Mary Beard is a professor of classics at Cambridge and has been blogging since April 2006 as one of two dozen blogs on a wide range of topics hosted by the Times Literary Supplement. A book based on her blog was published in the first week of this month, proof of the wide interest it has generated. For example, her post on 12 May this year, about whether her women-only and chapel-less college, Newnham, needed a new grace (or indeed one at all) generated 74 comments and features in both the local and national press.
Her blog, I thought, would surely have material on it relating to her life before 2006 as well as after it. I was wildly wrong. From a full scan of her posts this year and a cursory of the previous three I learned that her parents had divorced (in a post on 29 June about encouraging parents to come to degree ceremonies); that she used to suffer from nightmares about exams (in a post on 12 June about forgetting that she should be invigilating an exam); and that she had once been raped (in a post on 29 January 2007 entitled No sex please, we're drunk: rape ancient and modern
What is even more interesting is that she created links from her blog to articles she had written in The Guardian about the painful death of each of her parents and about the story of the rape incident.
Why write about such things in a newspaper and not on a blog? She suggests the answer to this in her post A blogger's life on 7 July 2006 when she discussed the pros and cons of blogging, saying of the latter "friends warned darkly about the perils of the public confessional. … And besides there was a sniff of dumbing down. What was worth saying in a mere 600 words or so?" The two newspaper articles were, indeed, respectively two and over three times as long.
Later in the same post she says "much of my life is either unbloggable or unblogworthy." The unbloggable includes all her interactions with her students who "would rightly not take it kindly if I discussed with you their exam performance, their essays or their individual career aspirations (and that forms a very big part of my day job)." The unblogworthy includes on the one hand all the minutiae of academic administration – dull to blog – and on the other all the excitement of scholarly writing – virtually impossible to blog.
On the pro side she is particularly excited by the ability to create links from her text to enable the reader immediately to see fuller text elsewhere online, making as it were dynamic footnotes. Thus I can enable my reader to go from here to her interesting remarks about the prurient nature of biographical research and from here to what she says about writing biographies of the ancients .

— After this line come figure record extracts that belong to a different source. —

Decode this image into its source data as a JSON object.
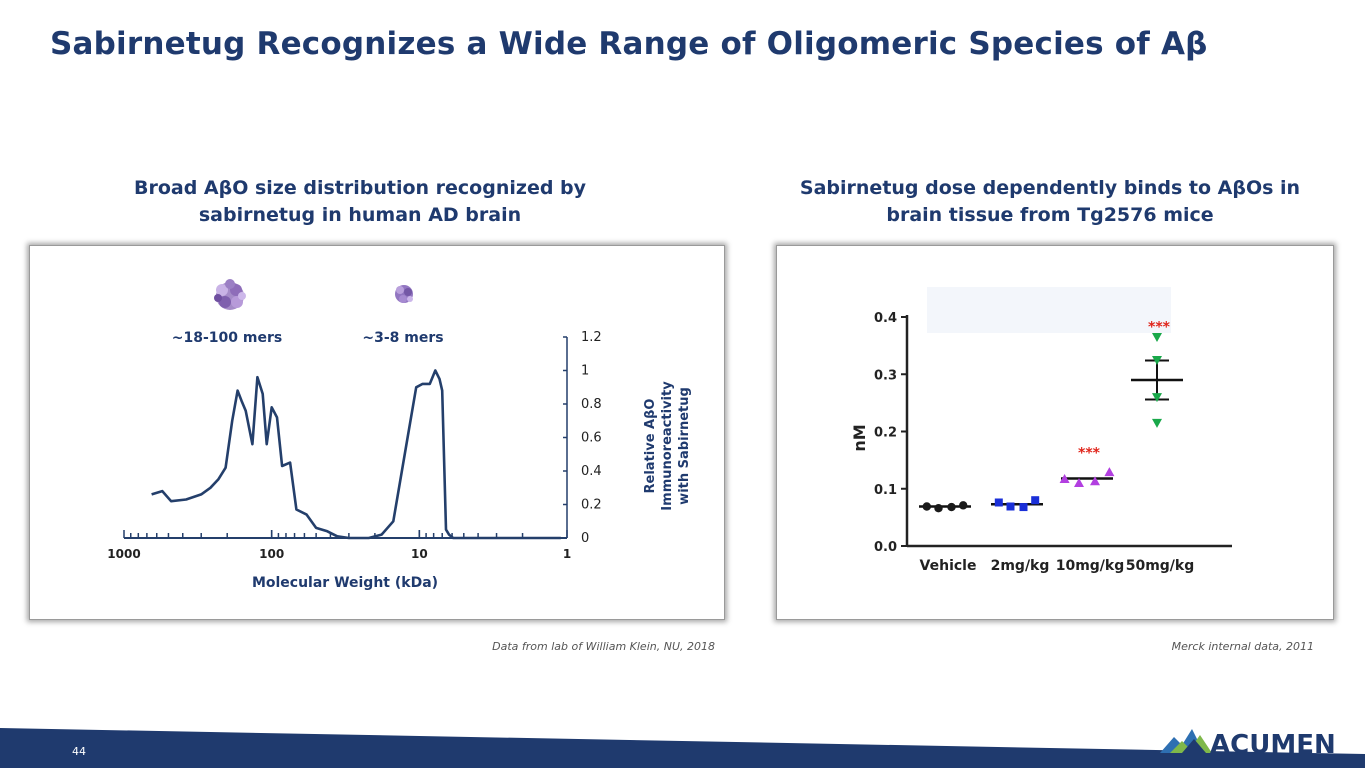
{
  "slide": {
    "title": "Sabirnetug Recognizes a Wide Range of Oligomeric Species of Aβ",
    "page_number": "44",
    "logo_text": "ACUMEN"
  },
  "left": {
    "subtitle_line1": "Broad AβO size distribution recognized by",
    "subtitle_line2": "sabirnetug in human AD brain",
    "caption": "Data from lab of William Klein, NU, 2018"
  },
  "right": {
    "subtitle_line1": "Sabirnetug dose dependently binds to AβOs in",
    "subtitle_line2": "brain tissue from Tg2576 mice",
    "caption": "Merck internal data, 2011"
  },
  "colors": {
    "navy": "#1f3a6e",
    "line": "#243f6b",
    "green": "#19a84a",
    "purple": "#b23fe0",
    "blue": "#1a2fd8",
    "red": "#e0261c"
  },
  "chart_data": [
    {
      "type": "line",
      "title": "",
      "xlabel": "Molecular Weight (kDa)",
      "ylabel_lines": [
        "Relative AβO",
        "Immunoreactivity",
        "with Sabirnetug"
      ],
      "x_scale": "log_reversed",
      "x_ticks": [
        "1000",
        "100",
        "10",
        "1"
      ],
      "y_ticks": [
        "0",
        "0.2",
        "0.4",
        "0.6",
        "0.8",
        "1",
        "1.2"
      ],
      "ylim": [
        0,
        1.2
      ],
      "annotations": [
        "~18-100 mers",
        "~3-8 mers"
      ],
      "x": [
        650,
        550,
        480,
        380,
        300,
        260,
        230,
        205,
        185,
        170,
        160,
        150,
        135,
        125,
        115,
        108,
        100,
        92,
        85,
        75,
        68,
        58,
        50,
        42,
        36,
        30,
        26,
        22,
        18,
        15,
        12,
        10.5,
        9.5,
        8.5,
        7.8,
        7.3,
        7,
        6.6,
        6.3,
        5.9,
        5.5,
        5,
        4,
        3,
        2,
        1.3,
        1.1
      ],
      "values": [
        0.26,
        0.28,
        0.22,
        0.23,
        0.26,
        0.3,
        0.35,
        0.42,
        0.7,
        0.88,
        0.82,
        0.76,
        0.56,
        0.96,
        0.86,
        0.56,
        0.78,
        0.72,
        0.43,
        0.45,
        0.17,
        0.14,
        0.06,
        0.04,
        0.01,
        0.0,
        0.0,
        0.0,
        0.02,
        0.1,
        0.6,
        0.9,
        0.92,
        0.92,
        1.0,
        0.95,
        0.88,
        0.05,
        0.02,
        0.0,
        0.0,
        0.0,
        0.0,
        0.0,
        0.0,
        0.0,
        0.0
      ]
    },
    {
      "type": "scatter",
      "ylabel": "nM",
      "ylim": [
        0,
        0.4
      ],
      "y_ticks": [
        "0.0",
        "0.1",
        "0.2",
        "0.3",
        "0.4"
      ],
      "categories": [
        "Vehicle",
        "2mg/kg",
        "10mg/kg",
        "50mg/kg"
      ],
      "series": [
        {
          "name": "Vehicle",
          "marker": "circle",
          "color": "#1a1a1a",
          "values": [
            0.069,
            0.066,
            0.068,
            0.071
          ],
          "mean": 0.069,
          "sem": 0.0
        },
        {
          "name": "2mg/kg",
          "marker": "square",
          "color": "#1a2fd8",
          "values": [
            0.076,
            0.069,
            0.068,
            0.08
          ],
          "mean": 0.073,
          "sem": 0.0
        },
        {
          "name": "10mg/kg",
          "marker": "triangle-up",
          "color": "#b23fe0",
          "values": [
            0.117,
            0.11,
            0.113,
            0.129
          ],
          "mean": 0.118,
          "sem": 0.0
        },
        {
          "name": "50mg/kg",
          "marker": "triangle-down",
          "color": "#19a84a",
          "values": [
            0.365,
            0.325,
            0.26,
            0.215
          ],
          "mean": 0.29,
          "sem": 0.034
        }
      ],
      "significance": [
        {
          "category": "10mg/kg",
          "label": "***",
          "y": 0.165
        },
        {
          "category": "50mg/kg",
          "label": "***",
          "y": 0.385
        }
      ]
    }
  ]
}
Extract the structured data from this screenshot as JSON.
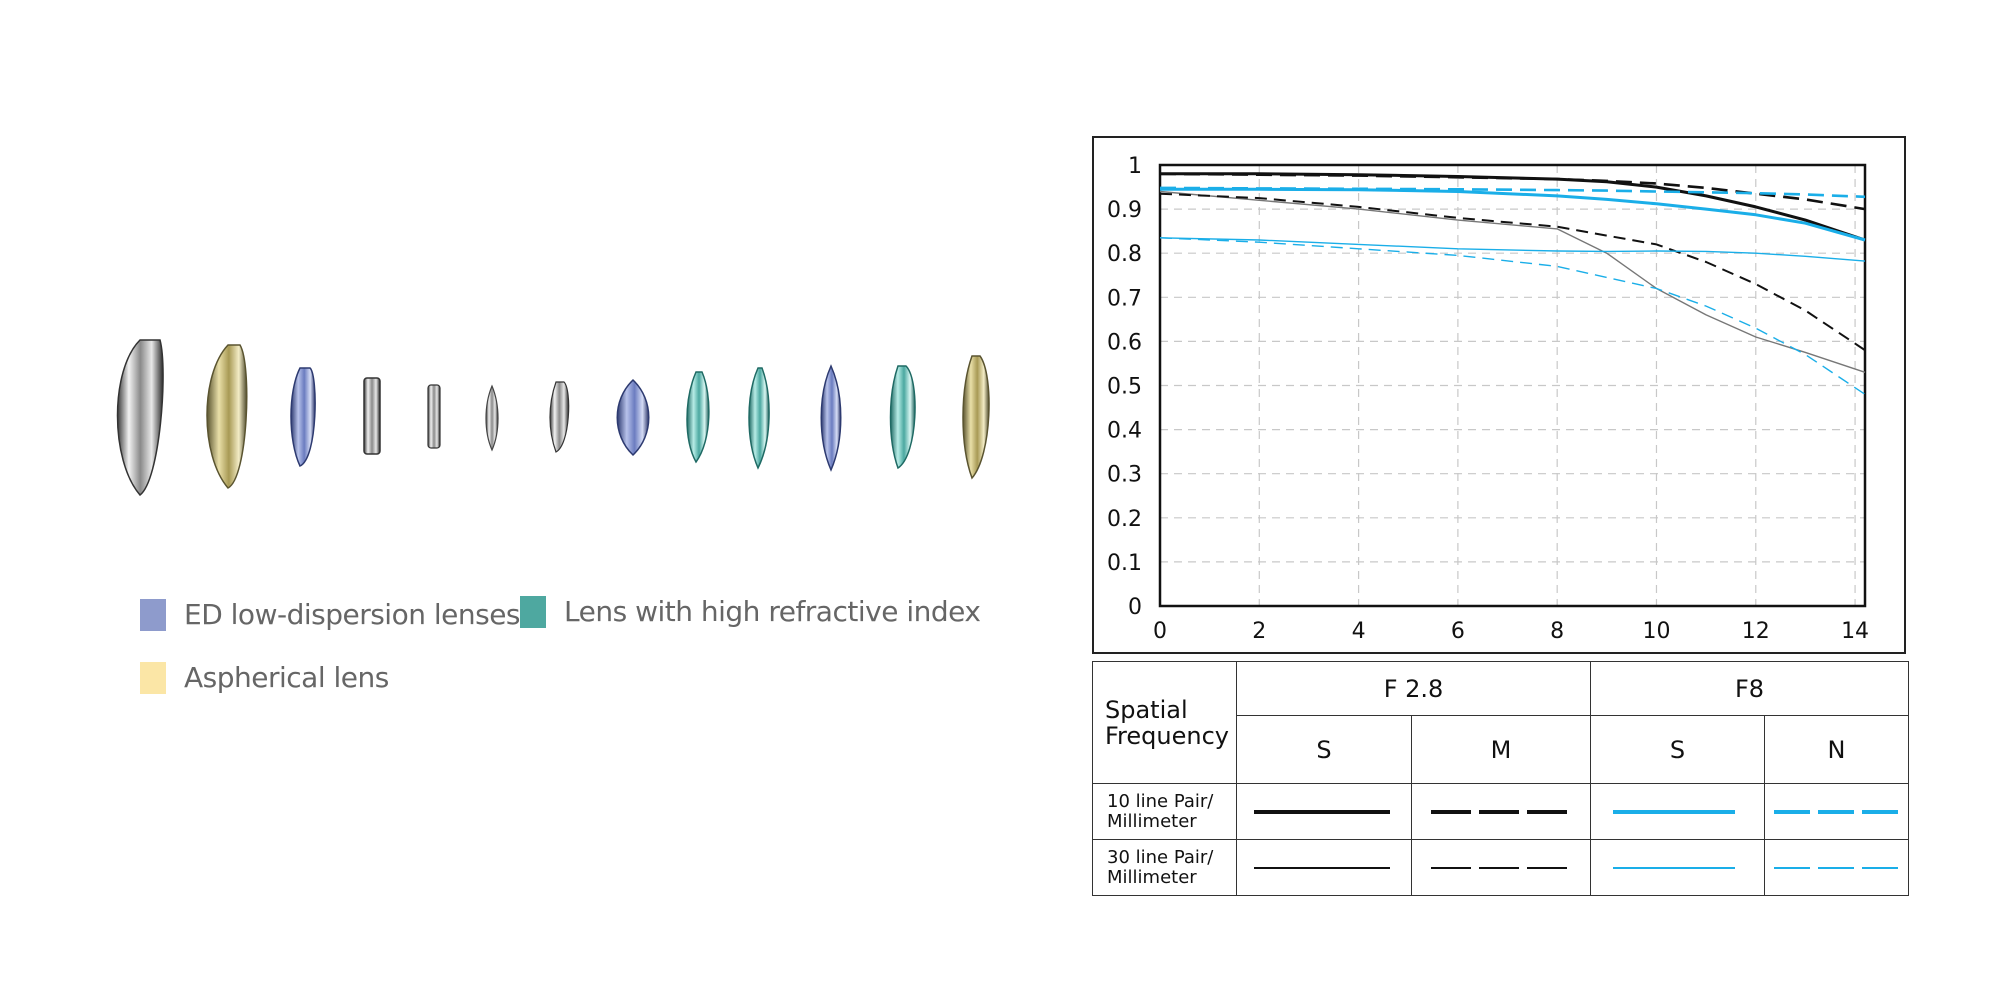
{
  "legend": {
    "items": [
      {
        "label": "ED low-dispersion lenses",
        "color": "#8e9bcc"
      },
      {
        "label": "Lens with high refractive index",
        "color": "#4ea8a0"
      },
      {
        "label": "Aspherical lens",
        "color": "#fbe6a6"
      }
    ]
  },
  "lens_elements": [
    {
      "kind": "clear"
    },
    {
      "kind": "aspherical"
    },
    {
      "kind": "ed"
    },
    {
      "kind": "clear"
    },
    {
      "kind": "clear"
    },
    {
      "kind": "clear"
    },
    {
      "kind": "clear"
    },
    {
      "kind": "ed"
    },
    {
      "kind": "high-index"
    },
    {
      "kind": "high-index"
    },
    {
      "kind": "ed"
    },
    {
      "kind": "high-index"
    },
    {
      "kind": "aspherical"
    }
  ],
  "chart_data": {
    "type": "line",
    "title": "",
    "xlabel": "",
    "ylabel": "",
    "xlim": [
      0,
      14.2
    ],
    "ylim": [
      0,
      1
    ],
    "xticks": [
      "0",
      "2",
      "4",
      "6",
      "8",
      "10",
      "12",
      "14"
    ],
    "yticks": [
      "0",
      "0.1",
      "0.2",
      "0.3",
      "0.4",
      "0.5",
      "0.6",
      "0.7",
      "0.8",
      "0.9",
      "1"
    ],
    "grid": true,
    "colors": {
      "f28": "#111111",
      "f8": "#1aaee8"
    },
    "series": [
      {
        "aperture": "F 2.8",
        "orientation": "S",
        "frequency": "10",
        "color": "#111111",
        "dash": "solid",
        "width": 3,
        "x": [
          0,
          2,
          4,
          6,
          8,
          9,
          10,
          11,
          12,
          13,
          14.2
        ],
        "y": [
          0.98,
          0.98,
          0.978,
          0.974,
          0.968,
          0.962,
          0.95,
          0.93,
          0.905,
          0.875,
          0.83
        ]
      },
      {
        "aperture": "F 2.8",
        "orientation": "M",
        "frequency": "10",
        "color": "#111111",
        "dash": "dashed",
        "width": 2.6,
        "x": [
          0,
          2,
          4,
          6,
          8,
          9,
          10,
          11,
          12,
          13,
          14.2
        ],
        "y": [
          0.98,
          0.978,
          0.976,
          0.972,
          0.968,
          0.964,
          0.958,
          0.948,
          0.935,
          0.922,
          0.9
        ]
      },
      {
        "aperture": "F 2.8",
        "orientation": "S",
        "frequency": "30",
        "color": "#777777",
        "dash": "solid",
        "width": 1.4,
        "x": [
          0,
          2,
          4,
          6,
          8,
          9,
          10,
          11,
          12,
          13,
          14.2
        ],
        "y": [
          0.94,
          0.92,
          0.9,
          0.875,
          0.855,
          0.8,
          0.72,
          0.66,
          0.61,
          0.575,
          0.53
        ]
      },
      {
        "aperture": "F 2.8",
        "orientation": "M",
        "frequency": "30",
        "color": "#111111",
        "dash": "dashed",
        "width": 2,
        "x": [
          0,
          2,
          4,
          6,
          8,
          9,
          10,
          11,
          12,
          13,
          14.2
        ],
        "y": [
          0.935,
          0.925,
          0.905,
          0.88,
          0.86,
          0.84,
          0.82,
          0.78,
          0.73,
          0.67,
          0.58
        ]
      },
      {
        "aperture": "F8",
        "orientation": "S",
        "frequency": "10",
        "color": "#1aaee8",
        "dash": "solid",
        "width": 3,
        "x": [
          0,
          2,
          4,
          6,
          8,
          9,
          10,
          11,
          12,
          13,
          14.2
        ],
        "y": [
          0.945,
          0.945,
          0.944,
          0.94,
          0.93,
          0.922,
          0.912,
          0.9,
          0.887,
          0.868,
          0.83
        ]
      },
      {
        "aperture": "F8",
        "orientation": "N",
        "frequency": "10",
        "color": "#1aaee8",
        "dash": "dashed",
        "width": 2.6,
        "x": [
          0,
          2,
          4,
          6,
          8,
          9,
          10,
          11,
          12,
          13,
          14.2
        ],
        "y": [
          0.948,
          0.947,
          0.946,
          0.945,
          0.943,
          0.942,
          0.94,
          0.938,
          0.936,
          0.933,
          0.928
        ]
      },
      {
        "aperture": "F8",
        "orientation": "S",
        "frequency": "30",
        "color": "#1aaee8",
        "dash": "solid",
        "width": 1.4,
        "x": [
          0,
          2,
          4,
          6,
          8,
          9,
          10,
          11,
          12,
          13,
          14.2
        ],
        "y": [
          0.835,
          0.83,
          0.82,
          0.81,
          0.805,
          0.804,
          0.805,
          0.804,
          0.8,
          0.793,
          0.782
        ]
      },
      {
        "aperture": "F8",
        "orientation": "N",
        "frequency": "30",
        "color": "#1aaee8",
        "dash": "dashed",
        "width": 1.4,
        "x": [
          0,
          2,
          4,
          6,
          8,
          9,
          10,
          11,
          12,
          13,
          14.2
        ],
        "y": [
          0.835,
          0.825,
          0.81,
          0.795,
          0.77,
          0.745,
          0.72,
          0.68,
          0.63,
          0.57,
          0.48
        ]
      }
    ]
  },
  "key_table": {
    "spatial_frequency": "Spatial Frequency",
    "groups": [
      "F 2.8",
      "F8"
    ],
    "columns": [
      "S",
      "M",
      "S",
      "N"
    ],
    "rows": [
      {
        "label": "10 line Pair/ Millimeter",
        "weight": "thick"
      },
      {
        "label": "30 line Pair/ Millimeter",
        "weight": "thin"
      }
    ]
  }
}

As a fellow blogger, but one with vastly less experience, I was interested to see how she referred to individuals. People, it seems, are only named if she has something favourable to say about them: if not, they remain anonymous. I was intrigued, though, that she occasionally does provide the reader with the means to strip the mask away. When writing Reviewing: the nastiness test she enables you to identify the bounder who vilified her and also to get the publication details of the offending review, without being in the slightest bit offensive. Her example comes for me at a fortunate time, since I am planning a post about being thwarted which I will now write without the asperity which I had considered.
So, although spending time reading A don's life today has not helped me with my term paper by getting positive evidence about making a blog into an autobiography, I have gained greatly in other ways. Thank you, Mary!